Questo problema, come ricorderanno moltissimi colleghi, fu posto all'attenzione dell'Aula anche in occasione della discussione della legge finanziaria e sulla base di un'assicurazione della Giunta, prima in Commissione e poi in Aula, furono destinate nel fondo nuovi oneri legislativi le risorse necessarie a risolvere questa questione; si disse infatti che in occasione della presentazione di una legge organica in materia di personale questo problema sarebbe stato trattato in modo sistematico.

Noi abbiamo presentato questo emendamento (e un altro a un articolo successivo, 4 bis o ter, non ricordo) sulla materia, e io chiedo che l'Aula si esprima favorevolmente su di esso o che, comunque, ci sia una presa di posizione che giustifichi la ragione per la quale, nonostante gli impegni assunti non da tempo immemorabile, ma soltanto qualche mese fa, non vi sia più oggi l'assenso né del relatore della Commissione (il che può essere comprensibile tenuto conto delle modalità di espressione del parere che sono state adottate negli incontri che si sono avuti) e, con grande sorpresa, neppure quello della Giunta, che invece, in più di una circostanza, su questa materia aveva dimostrato, almeno a parole, sensibilità.

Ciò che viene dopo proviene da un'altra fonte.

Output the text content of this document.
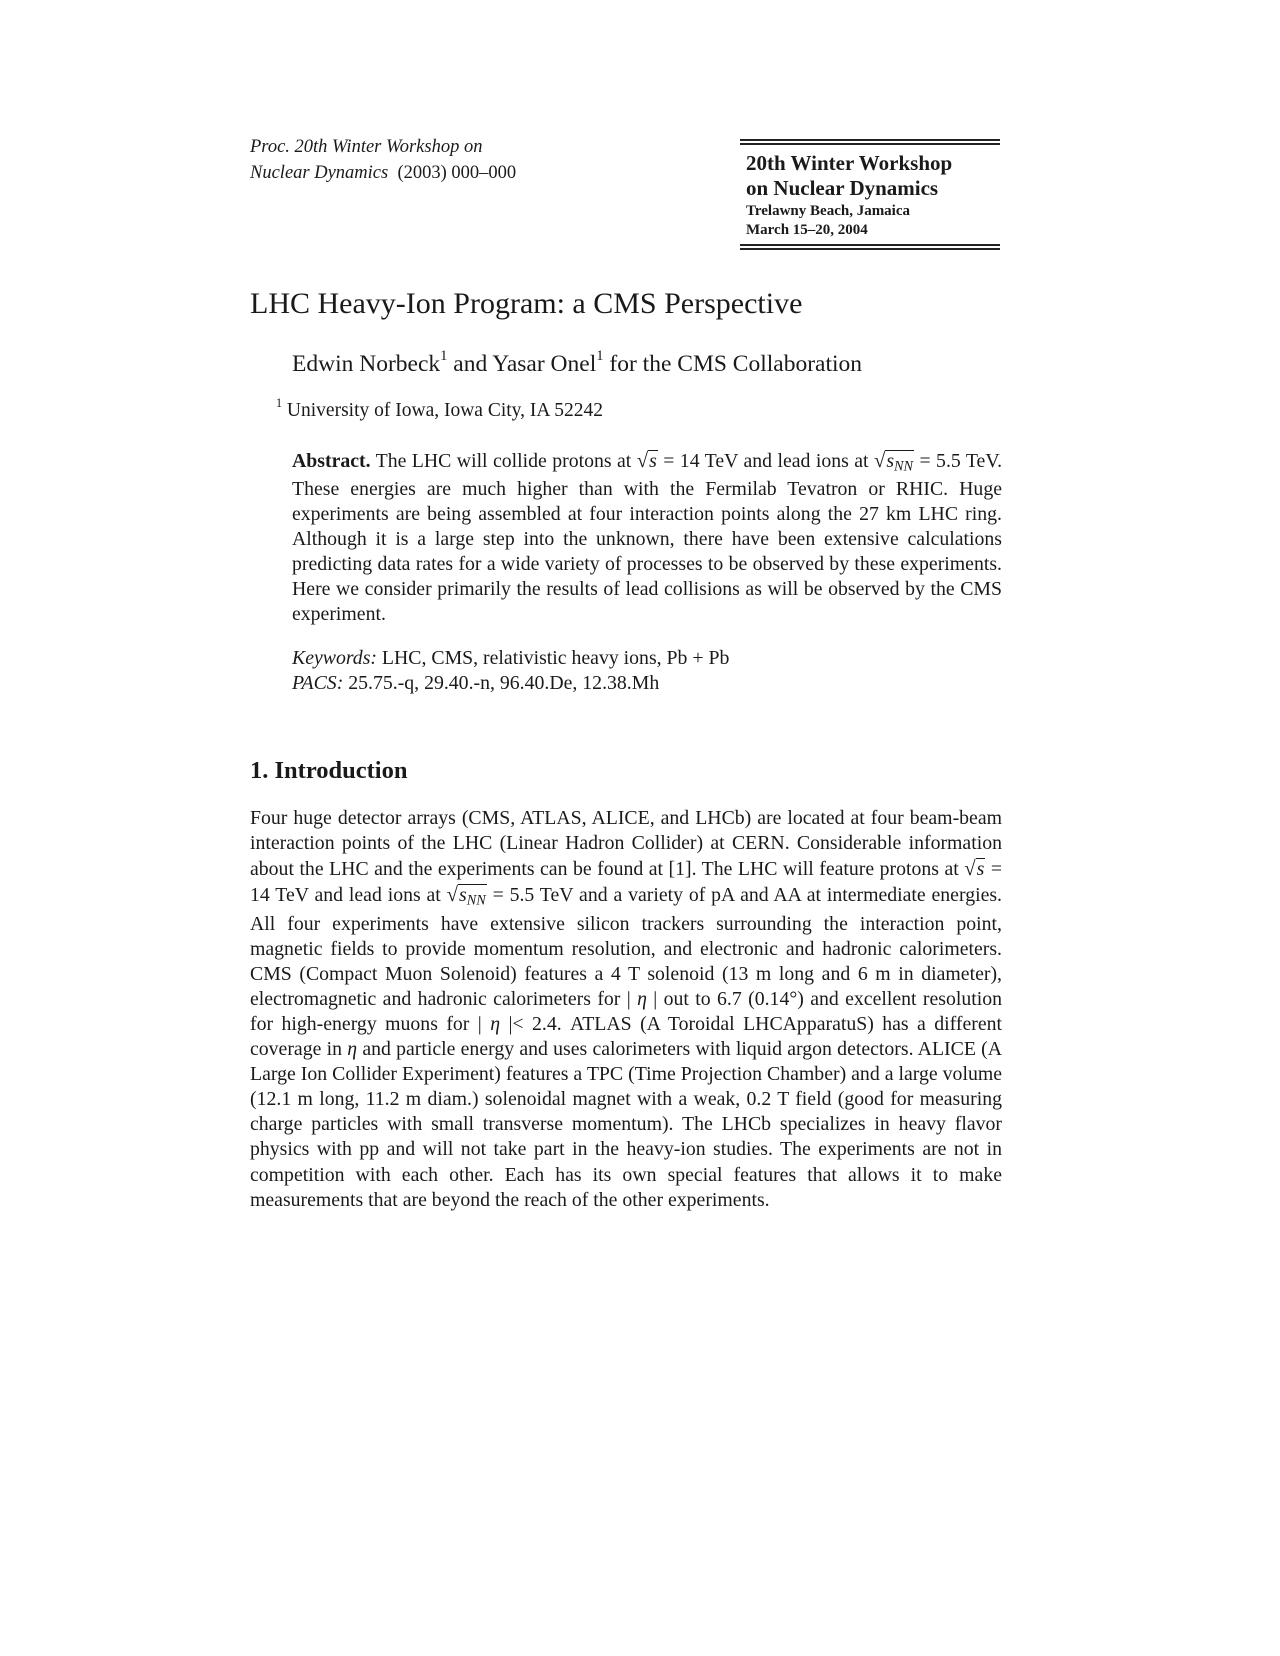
Proc. 20th Winter Workshop on
Nuclear Dynamics (2003) 000–000	20th Winter Workshop
on Nuclear Dynamics
Trelawny Beach, Jamaica
March 15–20, 2004
LHC Heavy-Ion Program: a CMS Perspective
Edwin Norbeck$^1$ and Yasar Onel$^1$ for the CMS Collaboration
$^1$ University of Iowa, Iowa City, IA 52242
Abstract. The LHC will collide protons at √s = 14 TeV and lead ions at $√s_{NN} = 5.5$ TeV. These energies are much higher than with the Fermilab Tevatron or RHIC. Huge experiments are being assembled at four interaction points along the 27 km LHC ring. Although it is a large step into the unknown, there have been extensive calculations predicting data rates for a wide variety of processes to be observed by these experiments. Here we consider primarily the results of lead collisions as will be observed by the CMS experiment.
Keywords: LHC, CMS, relativistic heavy ions, Pb + Pb
PACS: 25.75.-q, 29.40.-n, 96.40.De, 12.38.Mh
1. Introduction
Four huge detector arrays (CMS, ATLAS, ALICE, and LHCb) are located at four beam-beam interaction points of the LHC (Linear Hadron Collider) at CERN. Considerable information about the LHC and the experiments can be found at [1]. The LHC will feature protons at √s = 14 TeV and lead ions at $√s_{NN} = 5.5$ TeV and a variety of pA and AA at intermediate energies. All four experiments have extensive silicon trackers surrounding the interaction point, magnetic fields to provide momentum resolution, and electronic and hadronic calorimeters. CMS (Compact Muon Solenoid) features a 4 T solenoid (13 m long and 6 m in diameter), electromagnetic and hadronic calorimeters for | η | out to 6.7 (0.14°) and excellent resolution for high-energy muons for | η |< 2.4. ATLAS (A Toroidal LHCApparatuS) has a different coverage in η and particle energy and uses calorimeters with liquid argon detectors. ALICE (A Large Ion Collider Experiment) features a TPC (Time Projection Chamber) and a large volume (12.1 m long, 11.2 m diam.) solenoidal magnet with a weak, 0.2 T field (good for measuring charge particles with small transverse momentum). The LHCb specializes in heavy flavor physics with pp and will not take part in the heavy-ion studies. The experiments are not in competition with each other. Each has its own special features that allows it to make measurements that are beyond the reach of the other experiments.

Vorrei che fossero chiari e definiti i compiti e le responsabilità di ciascuno; io sostengo comunque nere che questo è un atto di giustizia nei confronti di dipendenti che hanno gli stessi diritti degli altri dipendenti. Persone che lavorano da vent'anni alle dipendenze della Amministrazione regionale non possono essere discriminate su una questione così importante e così fondamentale.

PRESIDENTE. Ha domandato di parlare l'Assessore degli affari generali, personale e riforma della Regione. Ne ha facoltà.

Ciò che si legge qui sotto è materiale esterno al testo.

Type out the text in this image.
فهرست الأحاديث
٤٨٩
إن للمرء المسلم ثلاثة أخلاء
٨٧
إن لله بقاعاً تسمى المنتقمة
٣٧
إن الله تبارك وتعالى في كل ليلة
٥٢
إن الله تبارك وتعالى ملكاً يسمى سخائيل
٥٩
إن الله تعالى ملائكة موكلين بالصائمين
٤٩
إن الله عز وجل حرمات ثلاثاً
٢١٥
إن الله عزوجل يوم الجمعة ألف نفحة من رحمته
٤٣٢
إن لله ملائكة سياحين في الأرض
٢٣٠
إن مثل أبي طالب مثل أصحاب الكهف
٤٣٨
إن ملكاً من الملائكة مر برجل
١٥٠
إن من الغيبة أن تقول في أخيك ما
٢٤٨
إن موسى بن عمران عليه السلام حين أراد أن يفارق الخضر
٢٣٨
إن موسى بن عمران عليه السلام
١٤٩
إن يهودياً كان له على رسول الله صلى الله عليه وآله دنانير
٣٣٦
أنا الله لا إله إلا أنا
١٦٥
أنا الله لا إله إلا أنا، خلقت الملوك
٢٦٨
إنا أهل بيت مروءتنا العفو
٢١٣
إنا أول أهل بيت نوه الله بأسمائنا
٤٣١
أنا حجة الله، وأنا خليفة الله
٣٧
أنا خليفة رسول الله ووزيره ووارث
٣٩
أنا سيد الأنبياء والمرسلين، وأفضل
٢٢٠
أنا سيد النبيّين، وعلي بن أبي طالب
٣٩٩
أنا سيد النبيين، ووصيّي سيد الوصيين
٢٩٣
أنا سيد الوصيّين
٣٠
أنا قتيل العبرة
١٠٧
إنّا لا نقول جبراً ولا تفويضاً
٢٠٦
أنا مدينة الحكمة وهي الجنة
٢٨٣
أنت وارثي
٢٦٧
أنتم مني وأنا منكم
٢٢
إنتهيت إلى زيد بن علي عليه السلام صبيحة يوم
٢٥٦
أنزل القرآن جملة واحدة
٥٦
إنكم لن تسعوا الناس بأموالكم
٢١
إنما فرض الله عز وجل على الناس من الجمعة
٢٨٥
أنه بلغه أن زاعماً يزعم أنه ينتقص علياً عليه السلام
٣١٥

FOIS (P.P.S.-Sardistas), Assessore degli affari generali, personale e riforma della Regione. Onorevole Secci, noi stiamo tentando in tutti i modi di porre rimedio a questa ingiustizia che effettivamente perdura da un bel po' di tempo. E' vero, lei sottopose alla nostra attenzione il problema; noi ce ne facemmo carico immediatamente, al punto di chiedere un incontro con le organizzazioni sindacali. Effettivamente ci sono posizioni che non hanno goduto assolutamente dei vantaggi che la legge prevedeva, ma ce ne sono altre, invece, molto discutibili.

In tal senso noi abbiamo iniziato un'interlocuzione con le organizzazioni sindacali, con le quali stiamo tentando di proporre una legge di riordino di tutto il comparto. L'impegno che io posso prendere è di accelerare i tempi per arrivare a una definizione del problema. Credo nei prossimi giorni di poterle dare notizie circa lo stato dell'arte del provvedimento che intendiamo sottoporre all'attenzione della Commissione e dell'Aula.

PRESIDENTE. Ha domandato di parlare il consigliere Secci. Ne ha facoltà.

SECCI (Popolari-P.S.). Preannuncio a nome del Gruppo la richiesta di voto segreto sull'emendamento numero 26.

PRESIDENTE. Va bene, Metto ora in votazione l'emendamento numero 19.

RASSU (F.I.-Sardegna). L'emendamento 19 è ritirato.

PRESIDENTE. Metto in votazione l'articolo 4, con la precisazione fatta dall'assessore Masala. Chi lo approva alzi la mano.

(E' approvato)

Metto in votazione l'emendamento numero 23.

SANNA GIAN VALERIO (Popolari-P.S.). L'emendamento 23 è ritirato.

PRESIDENTE. Metto in votazione l'emendamento numero 25.

SANNA GIAN VALERIO (Popolari-P.S.). Anche l'emendamento 25 è ritirato.

PRESIDENTE. Metto ora in votazione l'emendamento 26 sul quale è stato chiesto il voto segreto.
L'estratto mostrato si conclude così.